Der arme Fichte. Sein ICH auf dem Bauch der Gans. Mit Fichte’scher Säuferleber. Man sieht, der alte Spottvogel Heine ist dem Fichte nicht sein Freund. Immerhin geht er ausführlich auf ihn ein, er beläßt es nicht bei der Gänserei. Seinem Düsseldorfer Kollegen Friedrich Heinrich Jacobi war das nicht beschieden. Der fiel glatt durch. Nicht so bei Birgit Sandkaulen:
„Ich bin Realist, wie es vor mir noch kein Mensch gewesen ist“ – Der philosophische Provokateur Friedrich Heinrich Jacobi
Bisweilen schlägt die Philosophiegeschichte Kapriolen. Über lange Zeit war die überragende Bedeutung des Düsseldorfer Philosophen und Romanautors Friedrich Heinrich Jacobi (1743–1819) völlig überdeckt. Nicht zuletzt hat der andere große Sohn der Stadt, nämlich Heinrich Heine, das Gerücht befördert, dass Jacobi ein irrationaler Fideist gewesen sei, dem wir keinerlei wichtigen Impuls verdanken. Inzwischen gehört diese kuriose, aber wirkmächtige Fehleinschätzung der Vergangenheit an und Jacobi wird neue Aufmerksamkeit zuteil. Als großbürgerlich situierter homme de lettres und „graue Eminenz“ der ganzen klassischen deutschen Philosophie hat er in seinen Schriften und in seiner ausgedehnten Korrespondenz, die alle illustren Geister der Epoche umfasst, nicht nur neben Kant die maßgeblichen Anstöße für die intellektuellen Debatten der beginnenden jüngeren Moderne gegeben. Die provokative Kraft, mit der Jacobi diese Debatten streitbar und sprachgewaltig vorangetrieben hat, weist darüber hinaus auch in gegenwärtige Diskussionen voraus. Der Vortrag zeigt dies am Fall des „Realismus“ – denn was heißt es, Realist zu sein, wie es noch kein Mensch gewesen ist?.” (Inhaltsangabe ihres Vortrags in Düsseldorf 16.12.15)
Sandkaulen kann allerdings nicht so recht verdeutlichen, was denn an der Westentaschenausgabe der variierten Fichte'schen Philosophie der besonderen Aufmerksamkeit würdig sein soll. Jacobi ist eine Fußnote der Philosophiegeschichte, gerade geeignet, daraus ein akademisches Hobby zu machen.
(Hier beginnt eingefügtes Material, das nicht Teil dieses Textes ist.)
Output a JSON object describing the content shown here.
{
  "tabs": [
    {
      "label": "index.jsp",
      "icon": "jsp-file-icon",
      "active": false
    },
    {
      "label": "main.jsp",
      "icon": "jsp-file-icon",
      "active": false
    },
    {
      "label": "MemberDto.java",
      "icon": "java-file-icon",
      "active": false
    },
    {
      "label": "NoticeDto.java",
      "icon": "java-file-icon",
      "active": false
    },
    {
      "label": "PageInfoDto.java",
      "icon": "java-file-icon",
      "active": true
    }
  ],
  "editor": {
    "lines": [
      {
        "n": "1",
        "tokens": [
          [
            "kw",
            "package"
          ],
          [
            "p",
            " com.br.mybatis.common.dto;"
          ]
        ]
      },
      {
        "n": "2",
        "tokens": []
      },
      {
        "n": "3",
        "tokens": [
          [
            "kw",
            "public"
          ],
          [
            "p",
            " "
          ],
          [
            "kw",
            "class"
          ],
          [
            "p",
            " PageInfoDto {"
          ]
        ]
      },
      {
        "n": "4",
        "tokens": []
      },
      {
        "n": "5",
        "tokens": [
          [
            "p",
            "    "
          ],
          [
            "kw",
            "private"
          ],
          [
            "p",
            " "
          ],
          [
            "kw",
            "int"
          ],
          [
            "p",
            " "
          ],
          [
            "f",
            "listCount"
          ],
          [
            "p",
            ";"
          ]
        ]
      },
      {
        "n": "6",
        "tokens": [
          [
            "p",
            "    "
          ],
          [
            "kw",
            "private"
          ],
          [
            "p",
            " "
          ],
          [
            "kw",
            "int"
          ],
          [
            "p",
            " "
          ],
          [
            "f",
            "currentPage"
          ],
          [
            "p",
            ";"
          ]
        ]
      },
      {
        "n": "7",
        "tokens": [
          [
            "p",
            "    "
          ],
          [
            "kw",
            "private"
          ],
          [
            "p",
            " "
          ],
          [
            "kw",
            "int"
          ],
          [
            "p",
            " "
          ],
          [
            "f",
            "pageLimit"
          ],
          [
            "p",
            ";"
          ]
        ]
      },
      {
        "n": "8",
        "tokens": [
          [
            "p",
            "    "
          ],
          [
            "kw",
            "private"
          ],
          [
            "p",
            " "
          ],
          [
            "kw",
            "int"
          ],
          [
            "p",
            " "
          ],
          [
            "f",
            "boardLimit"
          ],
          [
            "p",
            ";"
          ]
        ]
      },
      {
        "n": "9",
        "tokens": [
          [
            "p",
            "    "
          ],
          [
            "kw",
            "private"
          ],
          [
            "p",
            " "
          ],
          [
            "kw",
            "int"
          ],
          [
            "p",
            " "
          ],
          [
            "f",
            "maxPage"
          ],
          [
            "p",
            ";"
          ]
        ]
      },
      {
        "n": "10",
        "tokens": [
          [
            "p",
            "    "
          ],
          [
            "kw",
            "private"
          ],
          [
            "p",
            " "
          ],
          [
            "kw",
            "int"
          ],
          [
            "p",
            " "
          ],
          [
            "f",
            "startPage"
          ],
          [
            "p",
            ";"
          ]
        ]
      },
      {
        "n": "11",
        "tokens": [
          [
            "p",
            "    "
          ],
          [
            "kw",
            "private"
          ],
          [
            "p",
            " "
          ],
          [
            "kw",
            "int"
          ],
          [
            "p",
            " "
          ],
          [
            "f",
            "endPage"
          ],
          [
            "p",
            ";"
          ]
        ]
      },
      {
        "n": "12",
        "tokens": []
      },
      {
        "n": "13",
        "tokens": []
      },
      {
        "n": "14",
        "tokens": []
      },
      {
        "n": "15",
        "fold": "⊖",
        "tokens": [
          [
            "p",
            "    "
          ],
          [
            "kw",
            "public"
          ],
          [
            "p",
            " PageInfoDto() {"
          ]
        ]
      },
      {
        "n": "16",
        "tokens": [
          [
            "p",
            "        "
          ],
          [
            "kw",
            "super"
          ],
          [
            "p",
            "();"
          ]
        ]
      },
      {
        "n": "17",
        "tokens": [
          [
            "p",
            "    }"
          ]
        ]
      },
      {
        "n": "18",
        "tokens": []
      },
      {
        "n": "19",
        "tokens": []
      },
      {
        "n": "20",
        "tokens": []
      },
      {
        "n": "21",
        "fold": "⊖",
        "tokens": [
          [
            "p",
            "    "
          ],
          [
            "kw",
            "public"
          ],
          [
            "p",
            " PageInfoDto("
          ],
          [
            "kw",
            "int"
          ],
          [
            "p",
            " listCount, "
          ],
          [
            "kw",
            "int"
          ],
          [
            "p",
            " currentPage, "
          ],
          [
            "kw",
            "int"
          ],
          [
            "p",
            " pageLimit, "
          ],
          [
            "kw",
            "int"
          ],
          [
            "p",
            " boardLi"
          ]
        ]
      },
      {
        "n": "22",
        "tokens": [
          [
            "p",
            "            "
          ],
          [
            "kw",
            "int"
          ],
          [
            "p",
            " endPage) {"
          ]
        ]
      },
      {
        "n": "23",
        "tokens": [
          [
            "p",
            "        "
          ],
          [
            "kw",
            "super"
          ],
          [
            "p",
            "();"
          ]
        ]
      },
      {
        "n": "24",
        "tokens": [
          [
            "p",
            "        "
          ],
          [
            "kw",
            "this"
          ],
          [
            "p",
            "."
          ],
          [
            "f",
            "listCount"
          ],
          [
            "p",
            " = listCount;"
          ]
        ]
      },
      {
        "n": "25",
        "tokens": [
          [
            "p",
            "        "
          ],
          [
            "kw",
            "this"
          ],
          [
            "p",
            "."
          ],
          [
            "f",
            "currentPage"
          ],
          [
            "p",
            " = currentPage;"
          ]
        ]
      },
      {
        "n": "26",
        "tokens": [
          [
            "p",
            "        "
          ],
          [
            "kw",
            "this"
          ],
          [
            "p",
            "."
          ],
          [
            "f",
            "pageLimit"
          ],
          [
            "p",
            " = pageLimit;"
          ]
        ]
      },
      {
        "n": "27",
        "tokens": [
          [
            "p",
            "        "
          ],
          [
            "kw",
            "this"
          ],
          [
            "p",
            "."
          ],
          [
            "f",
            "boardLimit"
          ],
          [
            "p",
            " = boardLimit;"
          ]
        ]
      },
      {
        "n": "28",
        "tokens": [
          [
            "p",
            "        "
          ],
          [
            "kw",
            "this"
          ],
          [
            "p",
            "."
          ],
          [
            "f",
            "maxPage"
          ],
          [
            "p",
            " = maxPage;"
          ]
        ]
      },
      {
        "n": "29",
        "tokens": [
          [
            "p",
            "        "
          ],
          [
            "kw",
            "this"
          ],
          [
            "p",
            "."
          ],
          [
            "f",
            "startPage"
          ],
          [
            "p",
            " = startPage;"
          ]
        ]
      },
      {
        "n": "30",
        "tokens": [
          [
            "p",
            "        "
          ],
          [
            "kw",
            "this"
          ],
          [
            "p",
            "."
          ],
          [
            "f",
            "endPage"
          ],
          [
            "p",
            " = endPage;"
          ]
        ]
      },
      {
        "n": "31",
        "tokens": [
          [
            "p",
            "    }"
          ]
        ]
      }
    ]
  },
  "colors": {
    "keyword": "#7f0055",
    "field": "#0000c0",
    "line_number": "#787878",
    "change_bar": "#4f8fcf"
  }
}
Mit Abstrichen gilt das für den gesamten deutschen Idealismus, wobei Hegel natürlich philosophiegeschichtlich aus der Schar der Ganter herausragt. Der Klage des Fichte-Freundes Manfred Frank, der unlängst beklagte, daß der deutsche Idealismus in Deutschland nicht mehr gelehrt werde, vermag man sich kaum anzuschließen, zumal ja Sandkaulen auf diesem Gebiet sehr rührig ist.
In zivilisationsübergreifender Perspektive fällt allerdings auf, daß nur im europäischen Raum das Problem der Erkenntnistheorie bearbeitet wurde, eben auch von Fichte und Jacobi. Im mohammedanischen Raum geschah das nicht, weswegen es im Orient bis heute auch keine Psychologie gibt - im Westen dagegen erforscht sie die menschlichen Erkenntnisbedingungen heute mit weit besseren Ergebnissen, als der deutsche Idealismus es vermochte.
So bleibt dem traditionellen Geisteswissenschaftler weiterhin nur festzustellen:
“Habe nun, ach! Philosophie,
Juristerei und Medizin
Und leider auch Theologie
Durchaus studiert, mit heißem Bemühn.
Da steh ich nun, ich armer Tor,
Und bin so klug als wie zuvor!”
Faust I, V. 354ff.
1 Kommentar:
Der gefühlvolle Fritz Jacobi (Richard Friedenthal) schrieb auch einen Roman, 1779, “Woldemar” geheißen, den Goethe dergestalt rezensierte, daß er ihn mit den aufgeschlagenen Buchdeckeln an einen Baum nagelte, dem Wind die Seiten freigebend. Das war nun nicht übermäßig wohlwollend gegenüber dem Jugendfreund. Doch Fritz, der sich vielfach verkrachte, steckte das gegenüber dem bewunderten Goethe weg. Der schrieb noch weiterhin an Fritz, etwa 1813:
“Als Dichter und Künstler bin ich Polytheist, Pantheist hingegen als Naturforscher, und eins so entschieden als das andere. Bedarf ich eines Gottes für meine Persönlichkeit, … so ist dafür auch schon gesorgt.”
(Zit. bei P. Boerner, Goethe, S. 117)
Als Aufbewahrer solcher Briefe kommt Friedr. H. Jacobi wohl die größte Bedeutung zu.